En ese pedazo de historia enterrado al sur del sur, cerca de donde alguna vez Pedro Sarmiento de Gamboa fundó la primera ciudad española de la Patagonia —La Ciudad del Nombre de Jesús— y donde todos murieron de hambre y frío, Conrado resistió cuarenta años solo, cazando el oro que el mar escupía cuando se retiraba la marea.


Fue soldado, estibador, gendarme, minero, guardaespaldas de borrachos y patrón de sí mismo. Su historia parece concebida por algún escritor con debilidad por los personajes recios. Tenía muñecas de ñandubay y una determinación que asustaba. "Cuando la cosa se ponga grave, sé muy bien lo que tengo que hacer", dijo una vez. Y lo hizo: el 11 de mayo de 1992 se quitó la vida en su rancho del fin del mundo.


Sus restos descansan ahí, en Cabo Vírgenes, junto a los españoles del 1584, a los náufragos sin tumba y a los que no pudieron con el viento.

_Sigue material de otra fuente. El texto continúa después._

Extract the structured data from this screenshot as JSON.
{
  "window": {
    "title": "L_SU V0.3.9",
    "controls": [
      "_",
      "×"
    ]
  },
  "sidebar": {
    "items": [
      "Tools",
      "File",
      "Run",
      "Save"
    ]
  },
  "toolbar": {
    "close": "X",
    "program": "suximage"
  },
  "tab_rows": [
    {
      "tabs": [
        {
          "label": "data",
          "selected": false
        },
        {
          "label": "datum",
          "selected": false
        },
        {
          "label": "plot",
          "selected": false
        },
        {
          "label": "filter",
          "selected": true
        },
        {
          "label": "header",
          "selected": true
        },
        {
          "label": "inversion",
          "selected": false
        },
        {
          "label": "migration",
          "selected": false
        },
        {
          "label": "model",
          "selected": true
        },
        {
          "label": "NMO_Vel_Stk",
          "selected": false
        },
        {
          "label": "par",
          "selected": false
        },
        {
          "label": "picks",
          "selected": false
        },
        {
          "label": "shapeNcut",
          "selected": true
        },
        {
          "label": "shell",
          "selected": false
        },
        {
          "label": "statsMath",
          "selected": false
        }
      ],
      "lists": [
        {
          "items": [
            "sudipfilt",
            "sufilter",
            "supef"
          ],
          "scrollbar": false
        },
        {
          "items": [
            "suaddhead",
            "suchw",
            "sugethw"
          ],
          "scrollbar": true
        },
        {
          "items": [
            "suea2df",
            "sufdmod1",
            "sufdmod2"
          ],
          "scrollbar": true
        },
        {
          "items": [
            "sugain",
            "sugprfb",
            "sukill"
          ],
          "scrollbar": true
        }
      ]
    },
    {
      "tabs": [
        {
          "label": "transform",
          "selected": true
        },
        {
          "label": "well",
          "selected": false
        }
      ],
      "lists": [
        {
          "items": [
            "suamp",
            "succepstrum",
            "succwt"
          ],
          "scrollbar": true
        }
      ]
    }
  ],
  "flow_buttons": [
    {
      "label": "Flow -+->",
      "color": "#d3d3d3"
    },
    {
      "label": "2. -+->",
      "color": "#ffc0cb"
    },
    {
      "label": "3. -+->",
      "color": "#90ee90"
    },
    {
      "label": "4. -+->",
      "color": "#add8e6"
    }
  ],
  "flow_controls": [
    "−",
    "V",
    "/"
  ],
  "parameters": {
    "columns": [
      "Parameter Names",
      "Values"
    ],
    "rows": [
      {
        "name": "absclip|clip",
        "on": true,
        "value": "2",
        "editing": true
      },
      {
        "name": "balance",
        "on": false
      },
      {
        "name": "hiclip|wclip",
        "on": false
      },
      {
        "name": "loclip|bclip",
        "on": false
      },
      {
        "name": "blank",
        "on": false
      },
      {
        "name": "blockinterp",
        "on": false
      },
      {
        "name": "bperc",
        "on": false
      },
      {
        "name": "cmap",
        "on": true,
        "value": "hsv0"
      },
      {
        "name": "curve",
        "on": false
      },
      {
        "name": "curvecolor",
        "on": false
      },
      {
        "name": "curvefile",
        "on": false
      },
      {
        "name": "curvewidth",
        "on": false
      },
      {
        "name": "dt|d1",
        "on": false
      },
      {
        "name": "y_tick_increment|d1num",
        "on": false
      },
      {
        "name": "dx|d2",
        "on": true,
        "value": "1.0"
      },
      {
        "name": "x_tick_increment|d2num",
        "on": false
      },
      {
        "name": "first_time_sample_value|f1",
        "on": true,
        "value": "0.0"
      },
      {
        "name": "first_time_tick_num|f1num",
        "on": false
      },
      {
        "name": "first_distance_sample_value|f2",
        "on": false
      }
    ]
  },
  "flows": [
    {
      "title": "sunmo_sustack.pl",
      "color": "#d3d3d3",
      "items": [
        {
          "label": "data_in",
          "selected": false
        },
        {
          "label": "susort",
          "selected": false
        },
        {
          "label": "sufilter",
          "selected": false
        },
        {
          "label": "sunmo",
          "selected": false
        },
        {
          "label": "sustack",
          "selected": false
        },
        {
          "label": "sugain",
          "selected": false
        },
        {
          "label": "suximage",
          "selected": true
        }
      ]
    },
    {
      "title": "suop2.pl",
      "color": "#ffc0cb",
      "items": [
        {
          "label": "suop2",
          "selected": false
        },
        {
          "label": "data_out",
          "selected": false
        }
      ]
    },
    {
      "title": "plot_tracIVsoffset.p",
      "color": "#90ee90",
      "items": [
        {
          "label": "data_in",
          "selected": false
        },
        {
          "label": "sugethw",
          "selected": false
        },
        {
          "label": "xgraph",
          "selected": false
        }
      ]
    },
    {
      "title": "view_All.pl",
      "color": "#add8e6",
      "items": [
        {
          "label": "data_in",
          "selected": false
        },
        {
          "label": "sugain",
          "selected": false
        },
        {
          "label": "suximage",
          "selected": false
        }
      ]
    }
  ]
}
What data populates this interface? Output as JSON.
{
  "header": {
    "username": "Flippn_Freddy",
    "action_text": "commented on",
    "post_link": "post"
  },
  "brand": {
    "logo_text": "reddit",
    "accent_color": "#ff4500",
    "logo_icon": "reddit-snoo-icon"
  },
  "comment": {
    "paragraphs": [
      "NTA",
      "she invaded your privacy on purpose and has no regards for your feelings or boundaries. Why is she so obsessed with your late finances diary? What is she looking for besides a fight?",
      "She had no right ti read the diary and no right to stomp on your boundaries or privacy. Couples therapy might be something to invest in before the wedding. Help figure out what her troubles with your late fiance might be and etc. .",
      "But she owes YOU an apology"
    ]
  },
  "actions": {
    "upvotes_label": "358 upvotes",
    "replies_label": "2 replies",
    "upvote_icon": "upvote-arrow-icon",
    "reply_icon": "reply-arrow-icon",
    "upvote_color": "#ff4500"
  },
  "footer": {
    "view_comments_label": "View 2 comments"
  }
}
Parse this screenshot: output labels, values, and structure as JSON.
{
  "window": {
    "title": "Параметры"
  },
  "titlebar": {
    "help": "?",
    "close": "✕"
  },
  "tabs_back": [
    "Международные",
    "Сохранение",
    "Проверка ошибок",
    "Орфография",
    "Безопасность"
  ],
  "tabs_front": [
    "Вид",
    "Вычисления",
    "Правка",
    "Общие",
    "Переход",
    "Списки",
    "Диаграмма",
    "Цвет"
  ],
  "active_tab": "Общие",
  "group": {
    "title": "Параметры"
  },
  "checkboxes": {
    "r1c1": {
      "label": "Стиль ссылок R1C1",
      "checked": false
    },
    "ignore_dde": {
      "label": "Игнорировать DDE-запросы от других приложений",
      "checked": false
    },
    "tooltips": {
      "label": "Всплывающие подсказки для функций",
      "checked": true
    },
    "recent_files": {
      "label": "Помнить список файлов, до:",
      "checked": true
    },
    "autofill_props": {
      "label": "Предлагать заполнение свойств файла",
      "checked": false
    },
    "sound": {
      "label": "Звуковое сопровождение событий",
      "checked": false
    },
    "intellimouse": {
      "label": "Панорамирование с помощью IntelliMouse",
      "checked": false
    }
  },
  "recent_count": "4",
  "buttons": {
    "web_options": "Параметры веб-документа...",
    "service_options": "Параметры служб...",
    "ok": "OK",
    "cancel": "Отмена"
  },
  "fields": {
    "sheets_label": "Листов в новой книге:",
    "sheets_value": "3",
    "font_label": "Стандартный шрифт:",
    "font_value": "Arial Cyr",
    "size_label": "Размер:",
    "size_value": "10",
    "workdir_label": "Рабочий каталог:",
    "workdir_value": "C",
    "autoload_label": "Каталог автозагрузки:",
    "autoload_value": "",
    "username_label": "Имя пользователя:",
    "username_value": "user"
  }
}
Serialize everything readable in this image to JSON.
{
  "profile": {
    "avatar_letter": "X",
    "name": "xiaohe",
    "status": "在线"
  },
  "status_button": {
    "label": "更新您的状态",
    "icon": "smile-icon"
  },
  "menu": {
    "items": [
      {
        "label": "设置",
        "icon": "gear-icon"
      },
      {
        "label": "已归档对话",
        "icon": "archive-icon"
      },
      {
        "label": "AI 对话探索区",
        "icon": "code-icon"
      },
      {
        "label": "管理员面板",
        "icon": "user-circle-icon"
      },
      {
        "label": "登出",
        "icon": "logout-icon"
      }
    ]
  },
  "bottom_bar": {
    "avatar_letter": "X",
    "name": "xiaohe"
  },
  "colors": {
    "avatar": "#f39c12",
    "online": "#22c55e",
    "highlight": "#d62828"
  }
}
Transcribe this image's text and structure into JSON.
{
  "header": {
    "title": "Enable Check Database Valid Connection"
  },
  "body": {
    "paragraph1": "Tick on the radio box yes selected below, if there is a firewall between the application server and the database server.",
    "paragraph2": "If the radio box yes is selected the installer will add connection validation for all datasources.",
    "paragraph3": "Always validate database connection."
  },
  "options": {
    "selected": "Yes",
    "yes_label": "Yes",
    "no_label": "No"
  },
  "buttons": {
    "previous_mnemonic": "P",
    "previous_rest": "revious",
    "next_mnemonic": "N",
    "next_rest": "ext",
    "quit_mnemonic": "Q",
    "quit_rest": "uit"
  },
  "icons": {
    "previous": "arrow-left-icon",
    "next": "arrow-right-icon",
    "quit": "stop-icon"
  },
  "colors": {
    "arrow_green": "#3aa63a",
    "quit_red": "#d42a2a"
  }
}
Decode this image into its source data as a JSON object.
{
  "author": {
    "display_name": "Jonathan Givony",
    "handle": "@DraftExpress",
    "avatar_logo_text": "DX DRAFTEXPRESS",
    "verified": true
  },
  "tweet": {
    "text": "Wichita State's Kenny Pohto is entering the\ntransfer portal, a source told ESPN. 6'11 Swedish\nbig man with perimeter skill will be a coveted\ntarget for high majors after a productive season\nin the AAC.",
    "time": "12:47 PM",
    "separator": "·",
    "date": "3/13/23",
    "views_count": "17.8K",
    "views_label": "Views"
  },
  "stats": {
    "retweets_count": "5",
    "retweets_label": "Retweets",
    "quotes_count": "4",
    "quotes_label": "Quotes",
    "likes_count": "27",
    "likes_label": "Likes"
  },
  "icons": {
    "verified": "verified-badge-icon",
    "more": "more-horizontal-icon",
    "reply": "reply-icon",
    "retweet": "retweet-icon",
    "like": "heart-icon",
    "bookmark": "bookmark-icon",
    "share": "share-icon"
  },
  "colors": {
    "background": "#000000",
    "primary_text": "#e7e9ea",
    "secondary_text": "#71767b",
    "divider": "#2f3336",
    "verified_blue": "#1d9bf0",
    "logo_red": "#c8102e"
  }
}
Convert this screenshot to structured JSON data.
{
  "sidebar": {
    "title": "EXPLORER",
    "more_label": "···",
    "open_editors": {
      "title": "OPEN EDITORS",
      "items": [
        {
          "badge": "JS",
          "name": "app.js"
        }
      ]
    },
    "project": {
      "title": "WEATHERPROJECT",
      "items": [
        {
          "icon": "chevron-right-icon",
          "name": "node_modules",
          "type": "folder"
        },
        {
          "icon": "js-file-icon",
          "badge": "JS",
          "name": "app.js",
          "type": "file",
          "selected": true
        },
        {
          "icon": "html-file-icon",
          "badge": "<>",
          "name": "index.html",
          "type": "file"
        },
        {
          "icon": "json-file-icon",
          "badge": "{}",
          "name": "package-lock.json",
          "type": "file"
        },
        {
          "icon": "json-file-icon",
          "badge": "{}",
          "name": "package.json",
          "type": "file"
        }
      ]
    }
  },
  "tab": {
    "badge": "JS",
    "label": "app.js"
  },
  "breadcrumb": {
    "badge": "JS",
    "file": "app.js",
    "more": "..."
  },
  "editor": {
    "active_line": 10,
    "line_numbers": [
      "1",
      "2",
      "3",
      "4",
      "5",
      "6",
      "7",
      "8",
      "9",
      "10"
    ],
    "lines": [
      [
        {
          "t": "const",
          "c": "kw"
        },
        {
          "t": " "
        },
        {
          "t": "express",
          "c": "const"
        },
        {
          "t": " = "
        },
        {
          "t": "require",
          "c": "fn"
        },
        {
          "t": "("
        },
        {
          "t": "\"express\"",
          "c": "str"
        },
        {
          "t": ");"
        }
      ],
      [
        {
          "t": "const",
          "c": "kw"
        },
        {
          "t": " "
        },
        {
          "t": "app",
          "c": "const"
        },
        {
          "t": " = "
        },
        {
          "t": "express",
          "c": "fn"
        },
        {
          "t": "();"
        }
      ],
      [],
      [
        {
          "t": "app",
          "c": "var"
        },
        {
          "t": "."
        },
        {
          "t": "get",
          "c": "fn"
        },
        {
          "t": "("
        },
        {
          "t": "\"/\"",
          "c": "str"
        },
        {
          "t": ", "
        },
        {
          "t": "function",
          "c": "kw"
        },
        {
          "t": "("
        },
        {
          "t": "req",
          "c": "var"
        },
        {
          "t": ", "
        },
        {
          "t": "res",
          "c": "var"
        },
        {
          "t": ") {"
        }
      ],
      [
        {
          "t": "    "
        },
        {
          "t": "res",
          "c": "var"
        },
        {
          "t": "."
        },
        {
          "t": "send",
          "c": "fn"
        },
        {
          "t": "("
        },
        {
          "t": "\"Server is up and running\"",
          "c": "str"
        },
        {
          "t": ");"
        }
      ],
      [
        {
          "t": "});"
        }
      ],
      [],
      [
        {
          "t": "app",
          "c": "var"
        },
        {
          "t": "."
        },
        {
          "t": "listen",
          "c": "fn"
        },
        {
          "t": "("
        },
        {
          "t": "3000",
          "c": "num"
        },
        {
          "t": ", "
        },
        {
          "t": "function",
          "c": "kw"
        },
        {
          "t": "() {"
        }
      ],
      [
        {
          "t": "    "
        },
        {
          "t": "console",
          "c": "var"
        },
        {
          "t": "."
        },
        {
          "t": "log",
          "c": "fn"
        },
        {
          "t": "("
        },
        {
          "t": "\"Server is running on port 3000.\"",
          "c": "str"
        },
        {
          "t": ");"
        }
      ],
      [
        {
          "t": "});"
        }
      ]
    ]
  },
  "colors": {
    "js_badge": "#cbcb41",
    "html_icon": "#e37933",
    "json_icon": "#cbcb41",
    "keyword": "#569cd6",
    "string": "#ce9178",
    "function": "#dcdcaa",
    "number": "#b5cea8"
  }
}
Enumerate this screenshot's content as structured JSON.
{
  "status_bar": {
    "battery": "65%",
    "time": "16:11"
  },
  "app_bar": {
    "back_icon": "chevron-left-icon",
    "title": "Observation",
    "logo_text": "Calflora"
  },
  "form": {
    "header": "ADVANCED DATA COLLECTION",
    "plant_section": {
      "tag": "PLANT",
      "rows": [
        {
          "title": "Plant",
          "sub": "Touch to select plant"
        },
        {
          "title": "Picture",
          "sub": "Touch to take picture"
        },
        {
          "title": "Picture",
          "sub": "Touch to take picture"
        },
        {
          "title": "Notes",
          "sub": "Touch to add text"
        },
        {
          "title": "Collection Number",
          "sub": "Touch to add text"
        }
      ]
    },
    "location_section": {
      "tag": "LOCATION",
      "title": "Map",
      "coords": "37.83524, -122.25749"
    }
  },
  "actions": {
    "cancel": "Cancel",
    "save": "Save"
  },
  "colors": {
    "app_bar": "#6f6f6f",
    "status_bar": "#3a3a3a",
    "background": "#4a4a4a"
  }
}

Pero su frase, esa mezcla de humor, calentura y ternura brutal, quedó dando vueltas por años en mi recuerdo.


Cada vez que el mundo me parece inhóspito, cada vez que me siento lejos de todo, me acuerdo de Don Asselborn. Del viejo que se bancó décadas de viento sin wifi ni gas, que buscó oro en los acantilados y que cuando le pusieron una cámara en la cara no respondió con un lamento, sino con una broma.


Hay algo muy profundo en eso. Porque mientras todos esperaban que se quebrara, él salió con los tapones de punta. Fue su forma de decir que estaba vivo. Que en su mundo, aunque solo, aún quedaban ganas de cagarse de risa.


Conrado Asselborn, el último buscador de oro de la Patagonia, el hombre que miró al abismo y le devolvió una carcajada obscena. Ojalá algún día le levanten una estatua ahí, en Cabo Vírgenes, con la mano en la entrepierna y una sonrisa torcida. Porque algunos héroes no pelean con espadas. Algunos pelean con humor, dignidad y una terquedad invencible.


Y cuando los demás se van, ellos se quedan. Porque no son ellos los que están solos. Somos nosotros los que estamos perdidos entre tanta gente.